Usada Kacacar adalah usada yang digunakan untuk mengobati penyakit orang sakit cacar. Dalam dunia kesehatan, sakit cacar disebut penyakit varisela yang berasal dari bahasa Latin. Penyakit ini sangat menular dan banyak menyerang anak-anak di bawah usia 10 tahun. Pengobatan penyakit cacar ini agak rumit karena disertai dengan upacara pengobatan dan dalam pengobatan itu harus digunakan kepeng.

Pada halaman 289–290 dinyatakan “Ini kurban orang sakit kacacar, bila penyakitnya dikira akan menjumpai kematian, upakaranya, 1 buah tumpeng brumbun, dialasi dengan daun andong merah, dialalsi dengan sengkwi yang berekor, diisi seekor daging ayam brumbun, dibelah dari punggungnya, isi jeroannya masih utuh, hanya dibelah dalam keadaan masih mentah, disertai ketupat sidapurna, diisi telur bekasem 1 butir, serta 11 buah kewangen, yang 3 buah diisi uang jepun masing-masing 1 kepeng. Yang 8 buah lagi diisi uang kepeng yang biaisa saja serta canang gantal, canang rokok, serta canang lengawangi buratwangi, panyeneng, tulung, ras, dan satu buah daksnina dengan perlengkapan secukupnya. Kurban tersebut diisi uang kepeng sebanyak 175 kepeng. Ketupatnya diisi 33 kepeng, canang diisi uang 11 kepeng, masing-masing 3 tanding (buah). Daksina tersebut diisi uang 225 kepeng.

Usada Tuju

Obat tuju adanya di dalam perut. Kalau mempunyai penyakit ini, obatnya jeruk 2 butir, muncuk uyahuyah hitam 3 muncuk, kapur bubuk sedikit saja. Kamudian dimasak lalu dipergunakan mengobati si sakit disertai dengan perapalan mantra yang bunyinya antara lain, Om tuju klinglang anta, duk sateka sabrang malayu mwah po kitaa ring bali, amatenin tuju teluh trajanan.

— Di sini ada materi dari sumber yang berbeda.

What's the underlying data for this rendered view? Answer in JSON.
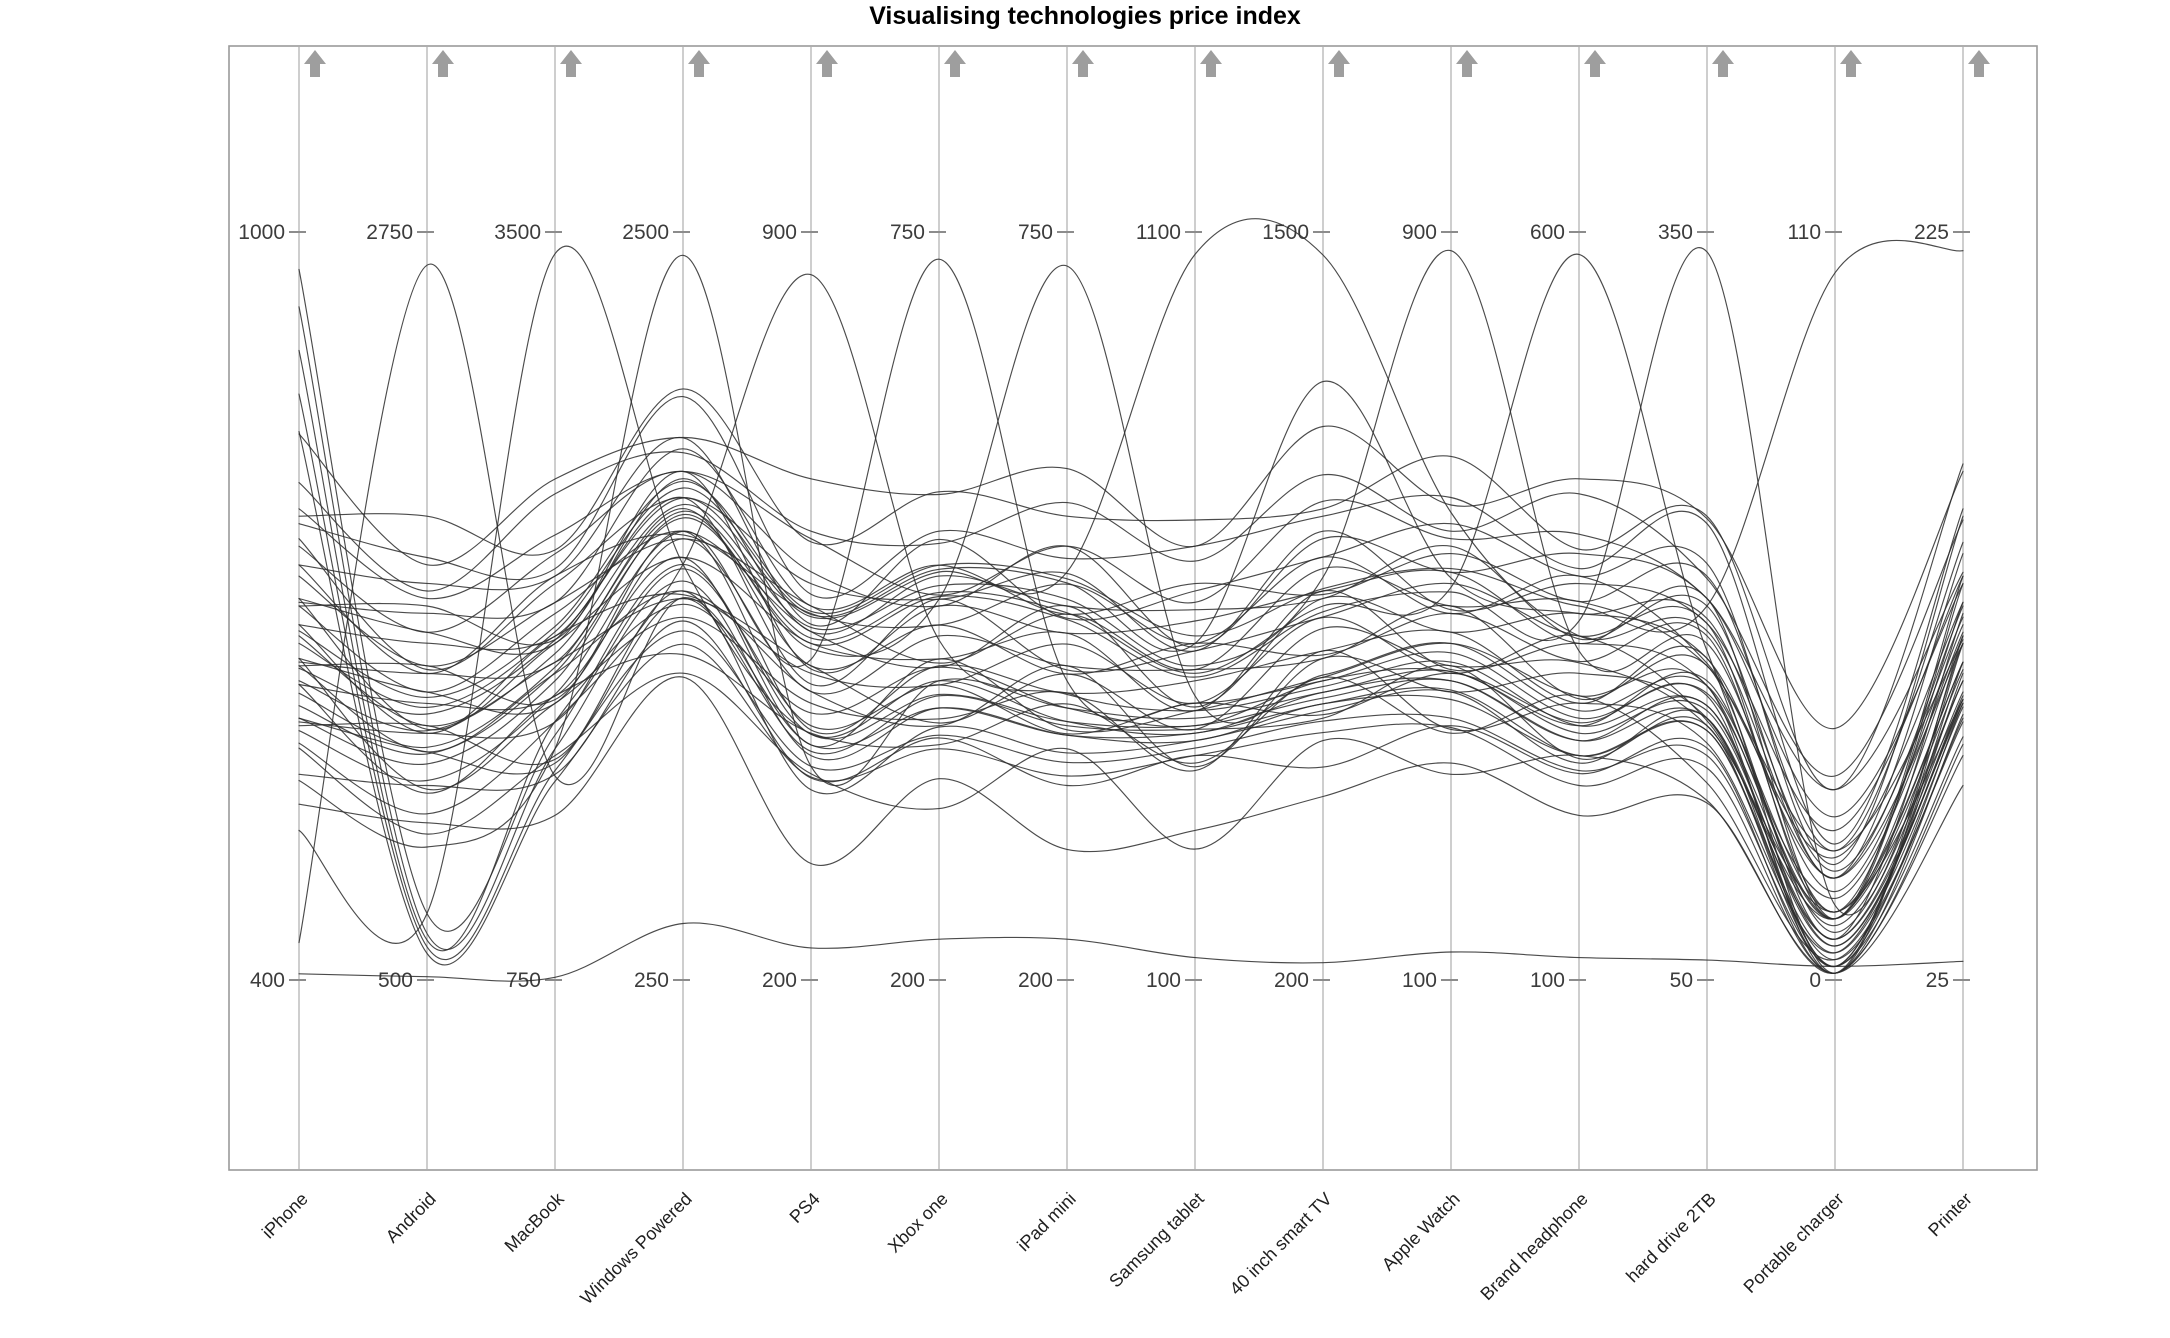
{
  "title": "Visualising technologies price index",
  "colors": {
    "line": "#2b2b2b",
    "axis": "#adadad",
    "frame": "#9a9a9a",
    "arrow": "#9e9e9e",
    "tick_text": "#3c3c3c",
    "category_text": "#1f1f1f",
    "background": "#ffffff"
  },
  "chart_data": {
    "type": "line",
    "subtype": "parallel-coordinates",
    "title": "Visualising technologies price index",
    "legend": "none",
    "grid": "off",
    "axis_arrow_direction": "up",
    "axes": [
      {
        "label": "iPhone",
        "min": 400,
        "max": 1000
      },
      {
        "label": "Android",
        "min": 500,
        "max": 2750
      },
      {
        "label": "MacBook",
        "min": 750,
        "max": 3500
      },
      {
        "label": "Windows Powered",
        "min": 250,
        "max": 2500
      },
      {
        "label": "PS4",
        "min": 200,
        "max": 900
      },
      {
        "label": "Xbox one",
        "min": 200,
        "max": 750
      },
      {
        "label": "iPad mini",
        "min": 200,
        "max": 750
      },
      {
        "label": "Samsung tablet",
        "min": 100,
        "max": 1100
      },
      {
        "label": "40 inch smart TV",
        "min": 200,
        "max": 1500
      },
      {
        "label": "Apple Watch",
        "min": 100,
        "max": 900
      },
      {
        "label": "Brand headphone",
        "min": 100,
        "max": 600
      },
      {
        "label": "hard drive 2TB",
        "min": 50,
        "max": 350
      },
      {
        "label": "Portable charger",
        "min": 0,
        "max": 110
      },
      {
        "label": "Printer",
        "min": 25,
        "max": 225
      }
    ],
    "series": [
      [
        610,
        1186,
        1547,
        1420,
        378,
        386,
        367,
        420,
        668,
        408,
        245,
        155,
        2,
        99
      ],
      [
        637,
        1062,
        1794,
        1229,
        431,
        373,
        403,
        390,
        726,
        364,
        290,
        129,
        3,
        94
      ],
      [
        604,
        1265,
        1561,
        1398,
        414,
        409,
        387,
        435,
        655,
        436,
        248,
        152,
        2,
        107
      ],
      [
        658,
        1074,
        1767,
        1341,
        459,
        392,
        411,
        380,
        772,
        368,
        285,
        145,
        4,
        101
      ],
      [
        607,
        1242,
        1698,
        1487,
        438,
        417,
        381,
        470,
        661,
        428,
        272,
        164,
        2,
        110
      ],
      [
        652,
        1186,
        1877,
        1420,
        470,
        387,
        431,
        385,
        759,
        408,
        305,
        155,
        6,
        99
      ],
      [
        637,
        1332,
        1794,
        1521,
        420,
        436,
        384,
        460,
        726,
        460,
        290,
        168,
        1,
        117
      ],
      [
        676,
        1265,
        1918,
        1397,
        494,
        389,
        425,
        435,
        811,
        436,
        312,
        152,
        10,
        100
      ],
      [
        658,
        1366,
        1767,
        1600,
        434,
        431,
        411,
        500,
        772,
        472,
        285,
        179,
        1,
        115
      ],
      [
        685,
        1242,
        2014,
        1409,
        487,
        417,
        447,
        470,
        830,
        428,
        330,
        154,
        9,
        110
      ],
      [
        652,
        1445,
        1781,
        1577,
        470,
        453,
        431,
        515,
        759,
        500,
        288,
        176,
        6,
        123
      ],
      [
        706,
        1254,
        1987,
        1521,
        515,
        436,
        455,
        460,
        876,
        432,
        325,
        168,
        9,
        117
      ],
      [
        655,
        1422,
        1918,
        1668,
        494,
        461,
        425,
        550,
        765,
        492,
        313,
        188,
        10,
        126
      ],
      [
        700,
        1366,
        2097,
        1600,
        526,
        430,
        475,
        465,
        863,
        472,
        345,
        179,
        15,
        115
      ],
      [
        685,
        1513,
        2014,
        1701,
        477,
        480,
        428,
        540,
        831,
        524,
        330,
        193,
        9,
        133
      ],
      [
        724,
        1445,
        2138,
        1577,
        550,
        433,
        469,
        515,
        915,
        500,
        353,
        176,
        19,
        116
      ],
      [
        706,
        1546,
        1987,
        1780,
        491,
        475,
        455,
        580,
        876,
        536,
        325,
        203,
        9,
        131
      ],
      [
        733,
        1422,
        2235,
        1589,
        543,
        461,
        491,
        550,
        935,
        492,
        370,
        177,
        18,
        126
      ],
      [
        700,
        1625,
        2001,
        1758,
        526,
        497,
        475,
        595,
        863,
        564,
        328,
        200,
        15,
        139
      ],
      [
        754,
        1434,
        2207,
        1701,
        571,
        480,
        499,
        540,
        980,
        496,
        365,
        193,
        22,
        133
      ],
      [
        703,
        1603,
        2138,
        1848,
        550,
        505,
        469,
        630,
        870,
        556,
        353,
        212,
        19,
        142
      ],
      [
        748,
        1546,
        2317,
        1780,
        582,
        475,
        519,
        545,
        967,
        536,
        385,
        203,
        24,
        131
      ],
      [
        733,
        1693,
        2235,
        1881,
        533,
        524,
        466,
        620,
        935,
        588,
        370,
        217,
        17,
        149
      ],
      [
        778,
        1648,
        2386,
        1780,
        613,
        483,
        519,
        605,
        1032,
        572,
        398,
        203,
        28,
        134
      ],
      [
        766,
        1771,
        2262,
        2005,
        561,
        530,
        510,
        680,
        1006,
        616,
        375,
        233,
        20,
        151
      ],
      [
        799,
        1670,
        2537,
        1836,
        620,
        521,
        551,
        660,
        1078,
        580,
        425,
        211,
        30,
        148
      ],
      [
        772,
        1895,
        2331,
        2028,
        610,
        559,
        541,
        715,
        1019,
        660,
        388,
        236,
        28,
        163
      ],
      [
        838,
        1749,
        2592,
        1882,
        669,
        557,
        576,
        680,
        1162,
        608,
        435,
        235,
        37,
        161
      ],
      [
        565,
        1085,
        1506,
        1330,
        389,
        378,
        343,
        400,
        570,
        372,
        238,
        143,
        1,
        96
      ],
      [
        586,
        939,
        1575,
        1173,
        393,
        326,
        370,
        275,
        616,
        320,
        250,
        122,
        1,
        77
      ],
      [
        541,
        973,
        1355,
        1161,
        309,
        348,
        296,
        300,
        519,
        332,
        210,
        121,
        1,
        85
      ],
      [
        970,
        700,
        1650,
        1500,
        430,
        420,
        390,
        430,
        700,
        420,
        260,
        160,
        5,
        100
      ],
      [
        940,
        640,
        1600,
        1450,
        410,
        400,
        380,
        420,
        680,
        400,
        250,
        150,
        3,
        95
      ],
      [
        905,
        620,
        1700,
        1380,
        450,
        430,
        400,
        440,
        720,
        430,
        270,
        170,
        7,
        105
      ],
      [
        870,
        600,
        1520,
        1300,
        400,
        380,
        360,
        410,
        650,
        380,
        240,
        140,
        2,
        90
      ],
      [
        840,
        580,
        1480,
        1260,
        390,
        370,
        350,
        400,
        630,
        370,
        230,
        135,
        1,
        88
      ],
      [
        430,
        2650,
        1500,
        1400,
        420,
        400,
        380,
        430,
        680,
        410,
        250,
        150,
        4,
        98
      ],
      [
        520,
        700,
        3420,
        1500,
        430,
        410,
        390,
        440,
        690,
        420,
        260,
        155,
        5,
        100
      ],
      [
        560,
        900,
        1600,
        2430,
        400,
        420,
        400,
        450,
        700,
        430,
        265,
        158,
        6,
        102
      ],
      [
        590,
        1000,
        1700,
        1500,
        860,
        450,
        410,
        460,
        710,
        440,
        270,
        160,
        8,
        105
      ],
      [
        600,
        1100,
        1800,
        1600,
        500,
        730,
        420,
        470,
        720,
        450,
        275,
        165,
        9,
        108
      ],
      [
        610,
        1150,
        1850,
        1650,
        510,
        480,
        725,
        480,
        730,
        460,
        280,
        168,
        10,
        110
      ],
      [
        650,
        1300,
        2000,
        1700,
        540,
        500,
        500,
        1070,
        1460,
        600,
        330,
        190,
        15,
        125
      ],
      [
        640,
        1250,
        1950,
        1680,
        530,
        490,
        480,
        520,
        900,
        880,
        320,
        185,
        13,
        120
      ],
      [
        630,
        1200,
        1900,
        1660,
        520,
        485,
        470,
        510,
        850,
        520,
        585,
        182,
        12,
        118
      ],
      [
        620,
        1180,
        1880,
        1640,
        515,
        482,
        465,
        505,
        840,
        515,
        340,
        342,
        11,
        115
      ],
      [
        680,
        1350,
        2050,
        1750,
        545,
        505,
        495,
        560,
        880,
        540,
        350,
        200,
        104,
        220
      ],
      [
        670,
        1320,
        2030,
        1730,
        542,
        502,
        492,
        550,
        1240,
        530,
        345,
        195,
        16,
        122
      ],
      [
        405,
        510,
        760,
        420,
        230,
        230,
        230,
        130,
        230,
        130,
        115,
        58,
        2,
        30
      ]
    ]
  }
}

Obat sakit pinggang yang tarasa panas sarana obatnya adalah isi buah kemiri, beras yang telah direndam, bawang merah yang dibakar (metambus). Lalu obat ini dihaluskan dan digunakan dengan menyemburkan ke pinggang yang sakit. Obat badan panas diobati dengan sarana kulit kayu puri, nasi yang dijemur yang masih mentah, lalu kedua benda itu digiling dan cara menggunakannya dengan membedaki badan yang panas tersebut. Obat menyakit lainnya adalah jika darah keluar terus menerus tanpa henti, obatnya dengan sarana tempel perut disertai dengan perapalan “Rapet, Banyah pet, teka pet, misingne syanu, ya teka di tambun aku warana.

Usada Paneseh

Usada Paneseh adalah pengobatan dan pemeliharaan untuk ibu-ibu hamil. Jika plasenta tidak keluar dapat diobati dengan air tawar putih yang masih baru lalu air itu ditempatkan pada tempurung hitam lalu dirajah sangga dan minum airnya. Mantranya adalah ong luwu tumbuh di duhur batu, teka kapo blabare uli di gunung, teka anud.

Untuk mengeluarkan plasenta dapat juga diobati dengan kaun kamurugan dan arak lalu diminum. Penyakit itu bisa diobati dengan jahe 7 iris, urang-aring lalu keduanya dilumatkan di depan pintu. Kemudian obat itu diminum.

Usada Dalem

Usada Dalem adalah pengobatan untuk penyakit dalam. Penyakit ini sangat banyak jenisnya sehingga berakibat juga pada macam-macam pengobatan. Dalam “Usada Dalem” di antaranya diuraikan berbagai obat yang berkaitan dengan tubuh manusia bagian dalam, seperti penyakit terkena racun, sakit perut, obat anyang-anyangan, perut bengkak, tanda orang meninggal, dan obat yang berkaitan dengan kesehatan alat reproduksi wanita dan pria.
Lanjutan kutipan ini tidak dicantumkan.